When a carrier status has been identified by a NS programme this may have implications for the baby’s future reproductive choices, but it is still unclear whether this information can be reliably remembered, or recorded and retained by the family or the child. In a recent Australian study (McClaren BJ, 2010) the uptake of testing for eligible non-parent relatives was 12%.
A systematic review (Schmidt M, 2018) revealed that all screening strategies are cost-effective compared with no-sscreening option; the IRT/PAP seems to be the most cost-effective screening strategy.
Setting up a national prenatal screening program for CF is timely and should be implemented.
Many questions remain to be solved:
- to update the cut-off of screening test (IRT) for different laboratories in different geographic regions in order to take account also of seasonal fluctuation of IRT;
- to define the most suitable diagnostic molecular analysis kit for achieving the highest detection rate in a NS program in each geographical region (Bauca JM, 2015), considering the relevance of multiethnic populations shared with Caucasian populations;
- to highlight factors that could account for a missed diagnosis of CF (Baker MW, 2011).

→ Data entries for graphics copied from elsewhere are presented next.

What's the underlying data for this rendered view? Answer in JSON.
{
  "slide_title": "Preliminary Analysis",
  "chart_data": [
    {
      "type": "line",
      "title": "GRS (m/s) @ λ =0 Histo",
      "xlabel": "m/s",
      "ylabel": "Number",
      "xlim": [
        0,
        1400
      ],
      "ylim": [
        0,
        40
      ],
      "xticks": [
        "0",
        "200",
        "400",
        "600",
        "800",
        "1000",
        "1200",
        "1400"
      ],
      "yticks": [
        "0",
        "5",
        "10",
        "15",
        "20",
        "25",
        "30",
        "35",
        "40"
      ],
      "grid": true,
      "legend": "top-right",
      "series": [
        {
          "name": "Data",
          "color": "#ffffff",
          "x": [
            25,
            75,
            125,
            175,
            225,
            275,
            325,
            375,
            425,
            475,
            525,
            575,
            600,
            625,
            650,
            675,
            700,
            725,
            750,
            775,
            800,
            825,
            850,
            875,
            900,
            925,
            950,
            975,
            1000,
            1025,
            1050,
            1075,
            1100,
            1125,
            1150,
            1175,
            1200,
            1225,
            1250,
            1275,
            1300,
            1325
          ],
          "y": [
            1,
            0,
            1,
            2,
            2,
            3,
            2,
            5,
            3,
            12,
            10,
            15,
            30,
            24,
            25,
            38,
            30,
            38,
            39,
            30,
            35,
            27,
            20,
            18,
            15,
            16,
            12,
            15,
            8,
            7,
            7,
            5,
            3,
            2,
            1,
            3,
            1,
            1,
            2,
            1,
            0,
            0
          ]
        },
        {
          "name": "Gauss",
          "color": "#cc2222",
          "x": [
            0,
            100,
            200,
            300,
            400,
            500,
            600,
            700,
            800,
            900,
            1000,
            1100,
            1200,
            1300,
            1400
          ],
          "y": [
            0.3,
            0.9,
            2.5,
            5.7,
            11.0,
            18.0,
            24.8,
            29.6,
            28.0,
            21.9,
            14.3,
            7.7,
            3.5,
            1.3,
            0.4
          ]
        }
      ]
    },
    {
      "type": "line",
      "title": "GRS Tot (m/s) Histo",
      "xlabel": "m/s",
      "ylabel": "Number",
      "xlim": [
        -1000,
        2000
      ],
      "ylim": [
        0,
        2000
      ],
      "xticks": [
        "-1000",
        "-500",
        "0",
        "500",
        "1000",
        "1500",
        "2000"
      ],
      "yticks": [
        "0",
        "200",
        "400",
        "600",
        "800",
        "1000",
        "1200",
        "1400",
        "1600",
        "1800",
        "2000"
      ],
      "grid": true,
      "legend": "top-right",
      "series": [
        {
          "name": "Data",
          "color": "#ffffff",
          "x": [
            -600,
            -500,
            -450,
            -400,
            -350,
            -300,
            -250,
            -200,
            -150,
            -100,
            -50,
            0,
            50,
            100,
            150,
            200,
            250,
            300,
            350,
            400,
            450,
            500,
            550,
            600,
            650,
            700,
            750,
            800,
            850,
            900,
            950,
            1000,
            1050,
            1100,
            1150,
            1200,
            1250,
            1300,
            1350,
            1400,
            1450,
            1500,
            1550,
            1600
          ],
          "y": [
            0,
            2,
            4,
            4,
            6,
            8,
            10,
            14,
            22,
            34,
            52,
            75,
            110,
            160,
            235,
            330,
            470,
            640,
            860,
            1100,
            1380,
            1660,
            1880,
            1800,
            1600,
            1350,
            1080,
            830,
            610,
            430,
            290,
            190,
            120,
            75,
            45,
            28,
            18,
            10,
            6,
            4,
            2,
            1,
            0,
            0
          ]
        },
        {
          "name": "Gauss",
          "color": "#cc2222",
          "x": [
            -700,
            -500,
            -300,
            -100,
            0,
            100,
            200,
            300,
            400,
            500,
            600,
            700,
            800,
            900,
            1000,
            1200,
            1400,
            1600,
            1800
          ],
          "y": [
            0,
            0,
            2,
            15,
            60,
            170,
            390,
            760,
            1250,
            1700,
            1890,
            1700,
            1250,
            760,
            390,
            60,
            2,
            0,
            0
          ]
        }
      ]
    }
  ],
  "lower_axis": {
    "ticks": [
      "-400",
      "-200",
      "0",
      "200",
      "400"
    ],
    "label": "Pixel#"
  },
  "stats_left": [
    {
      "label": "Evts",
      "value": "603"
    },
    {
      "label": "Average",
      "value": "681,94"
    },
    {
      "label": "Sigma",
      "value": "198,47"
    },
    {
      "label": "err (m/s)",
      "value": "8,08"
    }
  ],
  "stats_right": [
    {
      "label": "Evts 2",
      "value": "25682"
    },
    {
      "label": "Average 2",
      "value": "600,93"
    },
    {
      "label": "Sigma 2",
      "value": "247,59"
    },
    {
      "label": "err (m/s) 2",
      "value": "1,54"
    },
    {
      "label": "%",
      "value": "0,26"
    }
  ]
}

- to careful assess methodological quality of trials in clinically defined groups;
- to provide proper methods for quality improvement of communication and psychosocial outcomes after NS in families of infants with carrier status, as recently described (Farrell MH, 2011) or in families of infants with inconclusive diagnosis (Ooi CY, 2015);
- to update NS guidelines in terms of sensitivity, specificity, costs and outcomes.
There is a need to develop and evaluate the effects of interventions to support the disclosure of carrier status to parents and relatives following newborn screening, focusing on genetic counseling and epidemiology, as well as on decreasing in the incidence of CF (Castellani C, 2009). There is some more difficulty for disclosure of carrier status for mild mutations. No studies are available concerning the benefits on medical, social and ethical perspectives. Setting computer programs that can successfully educate individuals considering genetic testing for CF have to be implemented (Castellani C, 2011).
Further studies are needed to define the best carrier screening method, to evaluate the net cost of screening, the effect on quality of life in terms of anxiety associated with testing, the potential benefits related to information of risk for any subsequent pregnancy, and for alerted relatives.